Beverly Bell puts it well:
Friends: There are ways that your donation, no matter how small, can have a big impact. They are not via the huge bureaucracies, but via the foundations who have long histories of accompanying, trusting, and strengthening the grassroots groups which, in Haiti, are the only ones who have ever made a sustained difference. These are small foundations that know that the only thing that ever works in Haiti is for people to have control over their own rebuilding, over their own communities, and over their own needs and destinies. These are the small foundations who understand that the best that they can do is strengthen those groups' capacities and strength with funding, infrastructure, and technical support.

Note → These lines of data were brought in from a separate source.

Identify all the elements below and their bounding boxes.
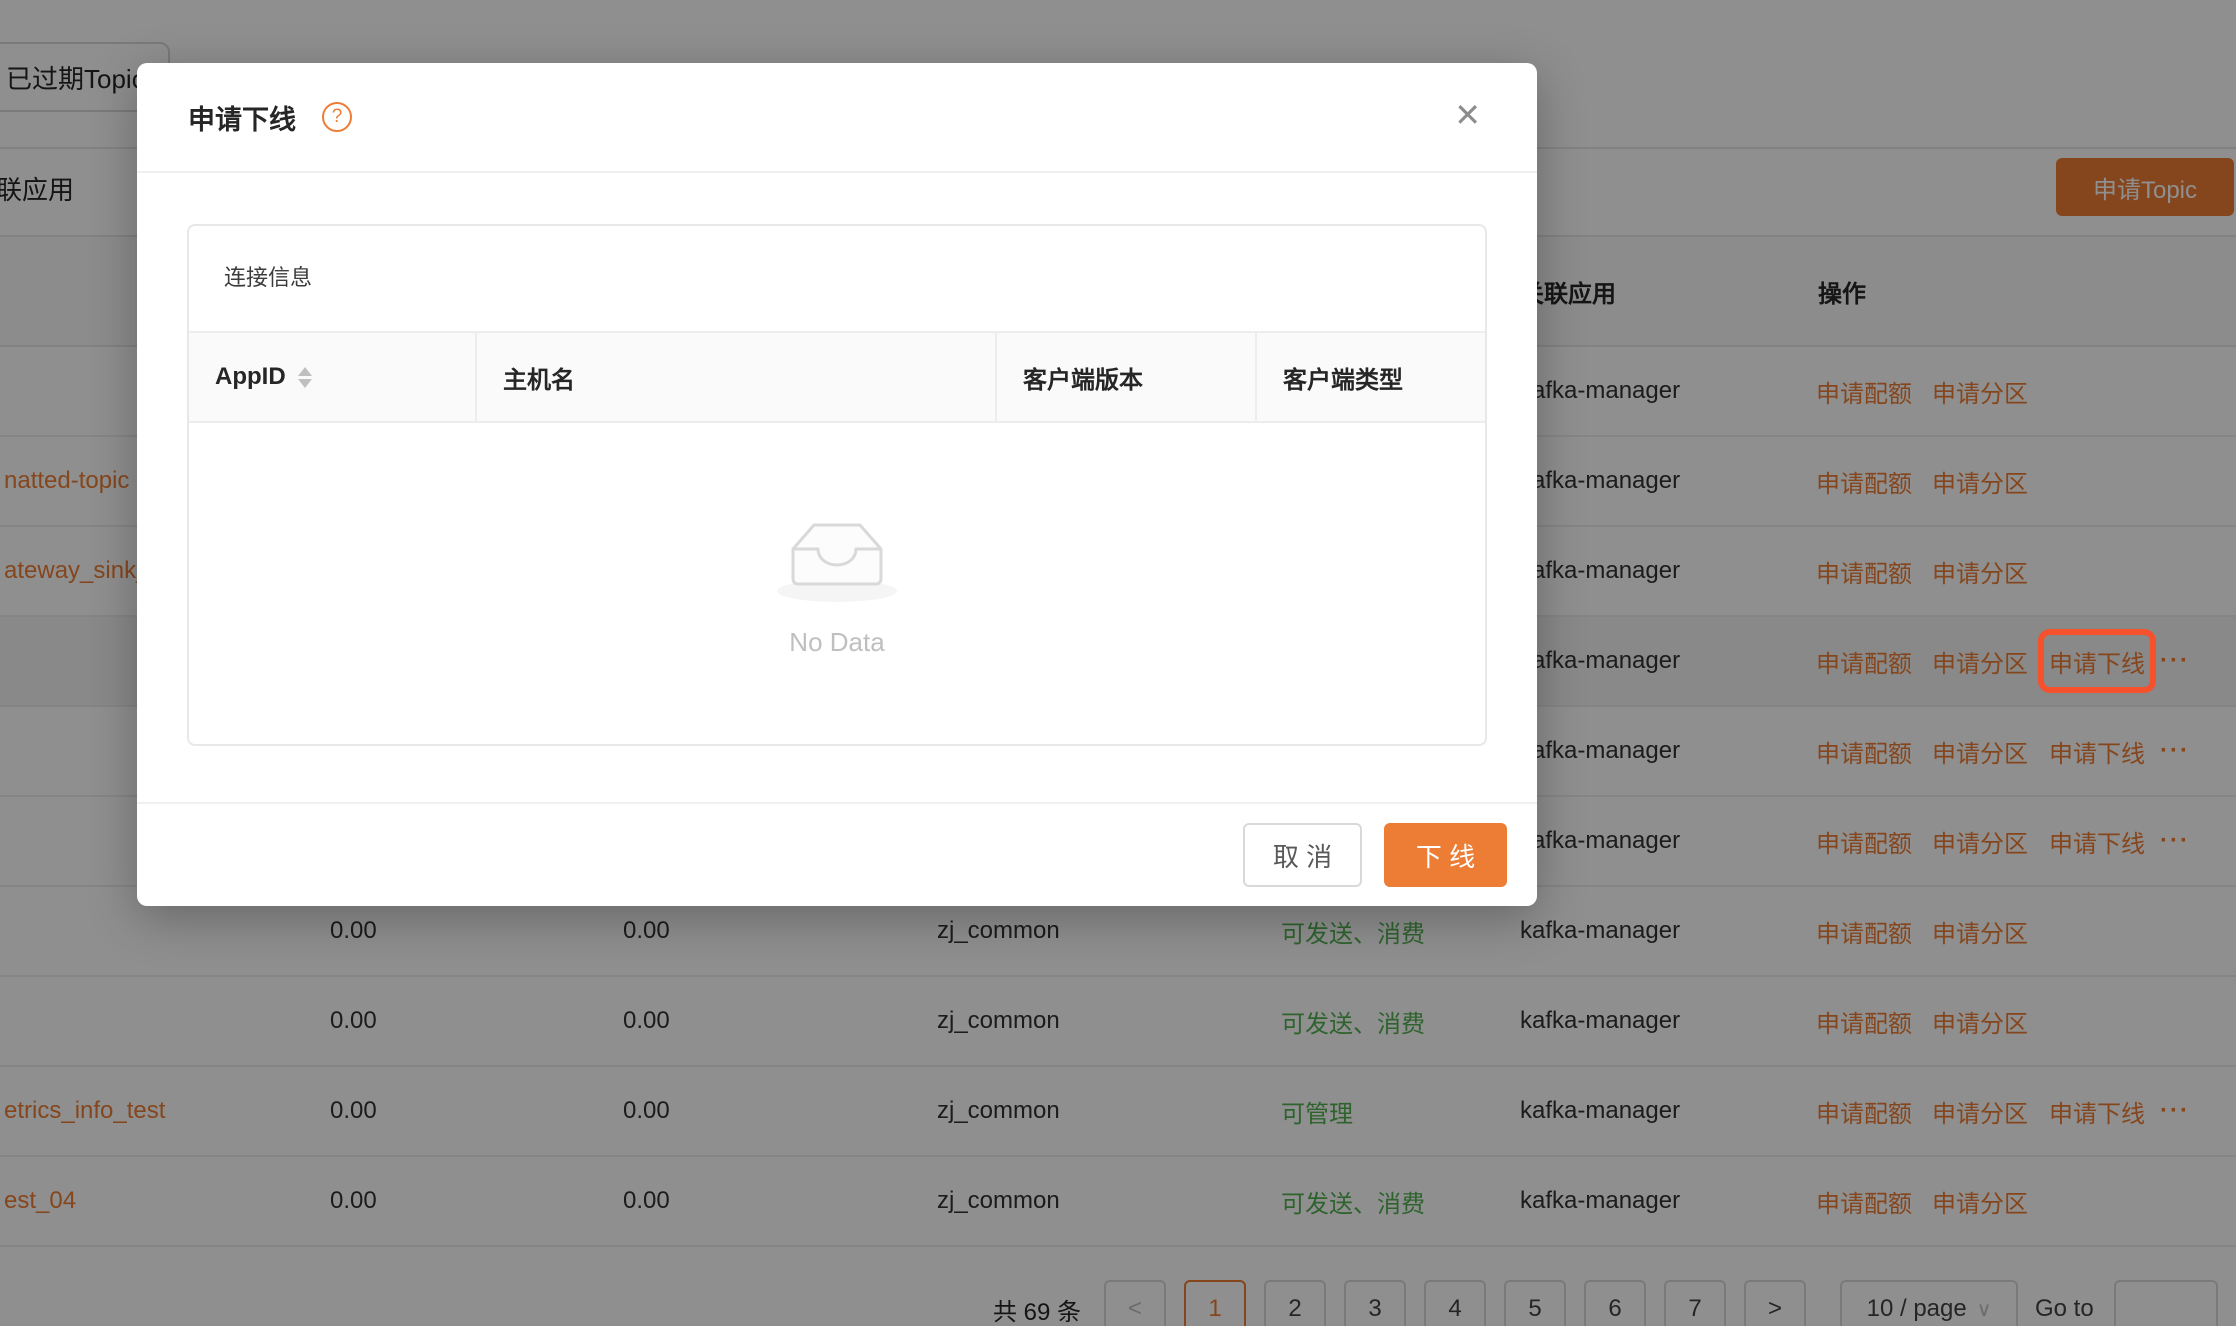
- conn-column-header-client-type: 客户端类型: [1257, 333, 1485, 421]
- help-icon[interactable]: ?: [322, 102, 352, 132]
- apply-offline-modal: 申请下线 ? ✕ 连接信息 AppID 主机名 客户端版本 客户端类型 No Data…: [137, 63, 1537, 906]
- offline-confirm-button[interactable]: 下 线: [1384, 823, 1507, 887]
- conn-column-header-client-version: 客户端版本: [997, 333, 1257, 421]
- conn-column-label: 主机名: [503, 360, 575, 395]
- conn-column-label: 客户端类型: [1283, 360, 1403, 395]
- empty-text: No Data: [789, 627, 884, 658]
- connection-info-card: 连接信息 AppID 主机名 客户端版本 客户端类型 No Data: [187, 224, 1487, 746]
- conn-column-header-hostname: 主机名: [477, 333, 997, 421]
- conn-column-label: AppID: [215, 363, 286, 391]
- conn-column-label: 客户端版本: [1023, 360, 1143, 395]
- modal-footer: 取 消 下 线: [137, 802, 1537, 906]
- modal-header: 申请下线 ? ✕: [137, 63, 1537, 173]
- connection-table-header: AppID 主机名 客户端版本 客户端类型: [189, 331, 1485, 423]
- empty-state: No Data: [189, 423, 1485, 743]
- screen: 已过期Topic 关联应用 申请Topic 关联应用操作 kafka-manag…: [0, 0, 2236, 1326]
- empty-box-icon: [771, 509, 903, 605]
- close-icon[interactable]: ✕: [1454, 99, 1481, 131]
- conn-column-header-appid[interactable]: AppID: [189, 333, 477, 421]
- connection-info-title: 连接信息: [224, 260, 312, 292]
- sort-carets-icon[interactable]: [298, 367, 312, 388]
- cancel-button[interactable]: 取 消: [1243, 823, 1362, 887]
- modal-title: 申请下线: [188, 98, 296, 137]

The need today is of course enormous and overwhelming. Even the UN and Red Cross have no idea how to respond to a calamity of this size. Past the urgency of everyone now getting food and water (which will not happen) and the wounded getting care
(neither), what will be needed is what the Lambi Fund called today "second responders." That involves rebuilding the efforts that were under way to move Haiti "from misery to poverty with dignity," as it is known there. That is the slow, careful work of helping grassroots movements get back on their feet, reclaim what they lost, and move forward - both individually, and as organized movements working for change and justice.

We're not yet beyond the first responder stage, for which Partners in Health is the best "multiplier" channel. But the Lambi Fund and Grassroots International, along with the Haiti Emergency Relief Fund, are organizations of integrity that have earned the respect and trust of Haiti's real leaders.